Particular Selves

Reviewed by Paisley Conrad

The relationship between poetry and the idea of selfhood is intimate. The poet, offered some critical distance through the apparatus of the poem, can separate the concept from the form of the self and itemize its contents. Yet the self as understood through poetics emerges always entwined through the particular interests and inflections of the poem. Ever in flux, the poetic self meticulously constructs itself through the internalization of the outer world.

 

Grief reconstructs the self, and such internal transformations are often catalyzed and recatalyzed by the sight of something minute, like a nut, a flower, or a shadow. Eleonore Schönmaier’s Field Guide to the Lost Flower of Crete develops a poetics rooted in such small, quotidian details. In some poems, the memory is in the detail—a speckled eggshell (“Compose”) or a rusted car (“Touching”). In others, memory emerges through physical sensation: “the world’s raw wetness” (“Sisters”) or a cold morning (“Branches”). Even as the speaker remains preoccupied with remembering her own grief, the collection maintains an even tone of patience and calm. However, these memories threaten to overwhelm her calm veneer:

 

the self we

thought we possess

the self we thought

 

we are is no

longer

the self.

 

Schönmaier’s emphasis on precise, short verses invites the reader to become intimate with each vignette, with ample blank space left on the page. Multitudes split across pages, yet each discrete poem’s speaker remains ultimately alone, rehearsing memory without fully giving in to emotional narration.
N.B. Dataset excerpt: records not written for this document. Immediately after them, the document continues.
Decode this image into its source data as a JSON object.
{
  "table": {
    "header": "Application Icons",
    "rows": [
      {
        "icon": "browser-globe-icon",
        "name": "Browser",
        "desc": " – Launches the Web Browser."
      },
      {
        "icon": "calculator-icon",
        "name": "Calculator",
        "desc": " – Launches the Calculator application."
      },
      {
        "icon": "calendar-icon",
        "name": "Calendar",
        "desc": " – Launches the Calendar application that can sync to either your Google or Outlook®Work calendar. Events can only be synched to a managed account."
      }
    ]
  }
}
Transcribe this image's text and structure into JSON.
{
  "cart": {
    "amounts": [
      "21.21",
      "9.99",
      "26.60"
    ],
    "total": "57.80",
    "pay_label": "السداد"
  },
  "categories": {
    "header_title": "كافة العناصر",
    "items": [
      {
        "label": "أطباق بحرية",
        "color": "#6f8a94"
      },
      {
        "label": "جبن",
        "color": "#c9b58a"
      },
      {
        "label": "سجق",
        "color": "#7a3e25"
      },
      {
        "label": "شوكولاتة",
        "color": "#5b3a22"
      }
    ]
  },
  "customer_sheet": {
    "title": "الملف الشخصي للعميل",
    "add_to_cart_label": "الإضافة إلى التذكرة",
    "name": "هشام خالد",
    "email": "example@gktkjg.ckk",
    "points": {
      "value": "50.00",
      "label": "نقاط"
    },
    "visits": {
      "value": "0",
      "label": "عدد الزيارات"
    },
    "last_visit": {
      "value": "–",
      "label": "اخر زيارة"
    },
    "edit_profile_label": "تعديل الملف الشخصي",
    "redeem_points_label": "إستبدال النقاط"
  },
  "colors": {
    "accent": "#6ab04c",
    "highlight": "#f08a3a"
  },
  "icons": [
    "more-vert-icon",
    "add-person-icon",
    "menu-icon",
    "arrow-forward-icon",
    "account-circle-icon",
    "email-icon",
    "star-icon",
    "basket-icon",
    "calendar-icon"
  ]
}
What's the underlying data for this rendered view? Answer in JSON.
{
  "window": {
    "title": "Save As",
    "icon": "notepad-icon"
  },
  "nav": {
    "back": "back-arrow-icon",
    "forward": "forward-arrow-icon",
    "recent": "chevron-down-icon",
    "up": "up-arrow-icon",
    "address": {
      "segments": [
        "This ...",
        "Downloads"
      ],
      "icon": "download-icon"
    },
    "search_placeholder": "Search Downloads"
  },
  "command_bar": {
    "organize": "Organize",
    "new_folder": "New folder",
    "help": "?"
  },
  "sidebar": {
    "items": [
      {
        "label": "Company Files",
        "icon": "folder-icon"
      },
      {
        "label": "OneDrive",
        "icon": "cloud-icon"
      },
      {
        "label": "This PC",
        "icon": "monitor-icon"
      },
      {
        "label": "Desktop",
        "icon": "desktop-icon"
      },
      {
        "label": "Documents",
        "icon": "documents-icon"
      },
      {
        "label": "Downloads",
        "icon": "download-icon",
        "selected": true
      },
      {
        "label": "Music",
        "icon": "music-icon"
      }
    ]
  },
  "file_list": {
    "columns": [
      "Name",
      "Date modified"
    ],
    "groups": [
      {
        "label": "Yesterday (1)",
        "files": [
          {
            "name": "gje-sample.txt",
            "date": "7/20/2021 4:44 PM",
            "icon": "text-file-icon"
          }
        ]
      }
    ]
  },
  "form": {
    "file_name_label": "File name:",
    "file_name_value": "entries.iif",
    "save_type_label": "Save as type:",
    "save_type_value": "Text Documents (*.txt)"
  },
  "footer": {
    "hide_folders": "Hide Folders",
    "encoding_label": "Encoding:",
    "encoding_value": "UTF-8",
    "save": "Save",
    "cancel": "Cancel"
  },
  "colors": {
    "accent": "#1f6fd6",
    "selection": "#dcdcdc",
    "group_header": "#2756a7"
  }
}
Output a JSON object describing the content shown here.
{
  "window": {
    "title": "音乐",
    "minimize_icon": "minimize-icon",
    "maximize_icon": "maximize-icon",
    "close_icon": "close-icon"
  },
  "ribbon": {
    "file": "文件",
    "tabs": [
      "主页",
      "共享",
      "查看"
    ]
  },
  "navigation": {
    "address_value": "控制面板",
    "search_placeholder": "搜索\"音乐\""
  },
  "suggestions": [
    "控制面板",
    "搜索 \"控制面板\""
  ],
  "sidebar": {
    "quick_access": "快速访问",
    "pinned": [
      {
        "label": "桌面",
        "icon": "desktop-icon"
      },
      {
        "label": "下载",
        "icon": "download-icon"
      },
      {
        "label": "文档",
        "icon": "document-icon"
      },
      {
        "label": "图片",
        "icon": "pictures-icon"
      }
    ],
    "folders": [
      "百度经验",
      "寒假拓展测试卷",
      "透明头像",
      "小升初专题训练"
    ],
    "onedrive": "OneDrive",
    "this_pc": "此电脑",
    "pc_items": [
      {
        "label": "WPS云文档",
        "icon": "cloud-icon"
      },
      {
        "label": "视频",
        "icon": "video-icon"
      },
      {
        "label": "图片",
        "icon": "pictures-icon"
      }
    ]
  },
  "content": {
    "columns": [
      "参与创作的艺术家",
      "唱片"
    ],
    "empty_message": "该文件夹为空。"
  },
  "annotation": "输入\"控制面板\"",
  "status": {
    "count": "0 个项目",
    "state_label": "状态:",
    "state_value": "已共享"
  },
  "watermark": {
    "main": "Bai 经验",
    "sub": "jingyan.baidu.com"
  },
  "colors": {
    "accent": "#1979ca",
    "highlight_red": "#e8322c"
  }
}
Embracing moments of silence, the speaker’s descriptions of images are clear and distinct; these occasions unfold into the complexity of relationships marked by loss, harm, and unspoken trauma.

 

Edward Carson’s exploration of the self is equally precise. His whereabouts advances a self that materializes through a series of complex cerebral operations. Instead of demystifying responses of beauty, love, and ecstasy through his attention to neural synapses, Carson enchants emotion by tracking the curve of each feeling. The section called “thereabouts (or the mapmaker’s dilemma)” sets up an understanding of the poem as a sort of machinic map of an ever-expanding mind. His interest in the neural and the biological established, the section “hereabouts (in fourteen scans)” proposes a poetics of grey matter:

 

where language and thought are ciphers

the likeness of you in countless images

 

crops up only after you begin to appear

unmoored from the very thought of you[.]

 

In the “left lingual gyrus occipital lobe” is the brain’s capacity to recognize beauty and similitude, to associate pleasure with a particular face. The operations of the brain—minute and distinct, yet entirely continuous—coalesce to create a notion of the self that is responsive, deft, and plastic. Perception, however, remains dependent on what is palpable; a “never-ending notion of self” propels Carson’s collection, as impulses stemming from images coagulate to form some notion of consciousness.

 

Josie Di Sciascio-Andrews’ latest collection Meta Stasis is wholly invested in thinking through various tactile, cultural, and physiological implications of the virus as a form of appropriation of the self. She frames the book both in personal terms—thinking through her mother’s death from cancer and creative theft carried out by her peers—and through the global stakes of late capitalism and climate change. Throughout the collection, she cultivates a morphology of surveillance culture. As artistic and biological appropriations decontextualize previous experience, each is the root cause of the emergence of a new form of chaos:

 

In the heart of the city’s crucible

We become new entities

 

Reshuffle our foreign selves

In the amniotic foam of new possibilities

 

This agar dish we will multiply on

Replicating our old selves.

 

Here and elsewhere, the collection grates against liminal spaces of rapid change. The self is gradually worn down by cancerous replications that threaten to overtake the speaker. Meta Stasis embraces a glib form of nihilism, expressing sardonically that there is no boundary that cannot be breached by cellular or human interlopers. Thus the self remains leaky and permeable, but also capable of change and ultimately resistance.